Gentle coming-of-age comedy-drama “Days of the Bagnold Summer,” which world premieres at Locarno Festival Wednesday, is the directorial feature debut of British actor Simon Bird, best known as the star of hit comedy series and movie franchise “The Inbetweeners.” Bird spoke to Variety in advance of the screening in Locarno’s Piazza Grande.

The film stars Earl Cave – Nick Cave’s son – as an angry teen, Daniel, spending a frustratingly dull summer in his suburban town with his lonely single mom, Sue, played by Monica Dolan. Rob Brydon, Alice Lowe and Tamsin Greig deliver deliciously witty cameos.

The film was produced by Matthew James Wilkinson, one of the original producers of box-office smash “Yesterday,” who also produced Bird’s directorial debut, the short “Ernestine & Kit,” which premiered at SXSW in 2016.

“Bagnold Summer” is based on the graphic novel by Joff Winterhart, and was adapted for film by Bird’s wife Lisa Owens.

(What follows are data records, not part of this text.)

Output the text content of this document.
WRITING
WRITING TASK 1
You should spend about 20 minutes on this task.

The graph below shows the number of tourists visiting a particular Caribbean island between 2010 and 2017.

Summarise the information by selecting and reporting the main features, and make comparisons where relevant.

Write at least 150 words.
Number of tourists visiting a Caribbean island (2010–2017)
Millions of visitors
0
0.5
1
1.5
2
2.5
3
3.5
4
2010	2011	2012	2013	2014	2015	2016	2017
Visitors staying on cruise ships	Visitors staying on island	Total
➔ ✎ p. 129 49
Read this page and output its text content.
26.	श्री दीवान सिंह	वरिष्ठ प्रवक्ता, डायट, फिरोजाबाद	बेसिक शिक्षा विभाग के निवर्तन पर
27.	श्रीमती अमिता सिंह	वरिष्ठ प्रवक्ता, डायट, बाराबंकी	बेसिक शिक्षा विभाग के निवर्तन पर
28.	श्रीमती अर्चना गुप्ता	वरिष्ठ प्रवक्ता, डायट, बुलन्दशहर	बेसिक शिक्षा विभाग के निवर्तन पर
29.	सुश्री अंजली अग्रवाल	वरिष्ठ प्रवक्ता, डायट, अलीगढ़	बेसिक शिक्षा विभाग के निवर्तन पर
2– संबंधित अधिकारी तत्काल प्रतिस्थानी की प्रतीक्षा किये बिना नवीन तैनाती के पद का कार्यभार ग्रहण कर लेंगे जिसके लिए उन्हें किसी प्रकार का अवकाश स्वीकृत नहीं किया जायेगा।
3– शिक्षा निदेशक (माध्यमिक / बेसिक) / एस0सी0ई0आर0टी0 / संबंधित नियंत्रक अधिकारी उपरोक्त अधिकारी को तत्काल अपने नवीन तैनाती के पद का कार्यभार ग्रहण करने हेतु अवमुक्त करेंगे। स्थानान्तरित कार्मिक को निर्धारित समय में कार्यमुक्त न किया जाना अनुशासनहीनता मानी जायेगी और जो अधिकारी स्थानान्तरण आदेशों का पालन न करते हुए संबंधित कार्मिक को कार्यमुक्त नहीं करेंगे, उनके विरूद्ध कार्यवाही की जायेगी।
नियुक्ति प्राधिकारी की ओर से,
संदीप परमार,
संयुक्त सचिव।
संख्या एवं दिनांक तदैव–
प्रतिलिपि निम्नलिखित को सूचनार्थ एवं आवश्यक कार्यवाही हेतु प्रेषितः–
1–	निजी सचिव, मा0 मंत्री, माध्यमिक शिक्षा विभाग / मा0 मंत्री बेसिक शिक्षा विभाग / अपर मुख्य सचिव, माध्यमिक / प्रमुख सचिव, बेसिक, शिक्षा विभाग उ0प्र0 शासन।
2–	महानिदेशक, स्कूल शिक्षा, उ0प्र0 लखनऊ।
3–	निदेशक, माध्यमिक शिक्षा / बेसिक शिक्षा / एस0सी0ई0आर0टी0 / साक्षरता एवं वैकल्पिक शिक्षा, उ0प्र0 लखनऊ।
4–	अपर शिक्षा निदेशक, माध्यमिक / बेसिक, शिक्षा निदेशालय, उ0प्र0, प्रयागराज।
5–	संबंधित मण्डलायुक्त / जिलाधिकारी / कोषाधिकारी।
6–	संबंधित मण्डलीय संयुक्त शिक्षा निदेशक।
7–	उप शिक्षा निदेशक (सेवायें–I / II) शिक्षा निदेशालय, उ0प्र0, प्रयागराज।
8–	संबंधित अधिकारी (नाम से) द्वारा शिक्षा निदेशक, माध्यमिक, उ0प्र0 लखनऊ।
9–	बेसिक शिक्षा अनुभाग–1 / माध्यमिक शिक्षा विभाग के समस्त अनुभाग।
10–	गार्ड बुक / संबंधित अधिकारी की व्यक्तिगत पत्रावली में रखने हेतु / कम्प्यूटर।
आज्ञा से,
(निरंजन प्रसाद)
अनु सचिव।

What was it about the graphic novel that persuaded you to adapt it as a film?

It was the tone of it, which is understated, observant, poignant and funny, and those are the qualities that I enjoy in the films that I watch.

It felt like there aren’t that many British films made that are coming-of-age comedy-dramas set in the British suburbs, so there definitely felt like there was a niche there to be filled.

Is there a core issue around which you built the film? Was it the relationship between the mom and her son, and his transformation through the film?

Yeah, I think so. For me the key was as well just making sure that the story was shared between the two of them. It’s a coming-of-age film but not just Daniel’s coming-of-age film, it is as much Sue’s as Daniel’s. And that is what’s brilliant and so original about the book – it is just as empathetic towards this struggling single mum as it is towards the teenage metalhead.

What was the tone you were looking for in the film and the world that you created?

The films that I love to watch, the ones that sit somewhere between comedy and tragedy, are often quite delicate, small, precise films. So I guess that I wanted something like that… that was understated and felt honest and relatable.

In terms of the portrayal of Daniel, I read that you didn’t want him to be too one note: the moody teenager. Can you expand on that?

That came from the casting process. We saw a lot of kids come in and do the grumpy adolescent that we have all seen in TV programs and films before. The book is more complex, and the Danny in the book is more well-rounded than that, and his moodiness is clearly just a phase he is going through – a protective shell he’s put up around himself. It was important to me to find an actor who, as well as being able to do that side of things, was able to portray a degree of vulnerability, and someone who had a sense of humor and could nail the jokes as well. And fortunately we got Earl who was great at all those different facets of Daniel’s character.

Was it also important that it was believable in terms of the story and the setting? For example, his relationship with his father.

Yeah, totally. The key is that you sympathize with him, and you understand where his moods are coming from.

What were the films that provided the inspiration for the tone of your film?

When I started looking for references of films that existed in the same world I really couldn’t find many British ones… those coming-of-age comedy dramas don’t seem to be something that Britain has a history of making. Richard Ayoade’s “Submarine” is the exception to that. Most of the films we were looking at as direct references for this were American: so films like “Rushmore,” “Welcome to the Dollhouse” and “Dazed and Confused,” those summery, suburban coming-of-age films; and “We Are the Best!,” a Swedish film about some punk rock loving teenagers. Most of the films we looked at were bright, music heavy, American, indie comedy-dramas. It was a deliberate decision to do something that isn’t done much in Britain, which is make something that celebrates the suburbs rather than reveling in the misery of them.

Why did you want to direct a feature film?

In my parallel careers I’ve been involved in lots of other different aspects of filmmaking and while acting is really fun it is not necessarily the most creatively satisfying thing you can do. And I found myself feeling quite jealous on set of the writers and the directors – the people who have more of a say over how the film turns out… and basically I’m a bit of a control freak – I like the idea of seeing an idea through from the very start to the very end. And it was every bit as rewarding as I had hoped. You get a taste for it. It is definitely something I want to do more of.

Have you got other projects you are working on?

Sort of. Nothing I can really speak about. Some things are in their very early days.

Would you take the characters [in “Bagnold Summer”] on into another film or a TV series?

I don’t think so. The point of that story is how small and bathetic it is. It’s nice that you see a slice of their life and any progress they’ve made as characters is so minimal that you can read into that what you like and imagine how their lives are going to turn out. So I think I’ll probably move on and do something different.

Did you draw on your own memories as a teenager. Were you a difficult teenager?

I probably didn’t go through a phase quite as tricky as Daniel in the film, but I definitely had my moments.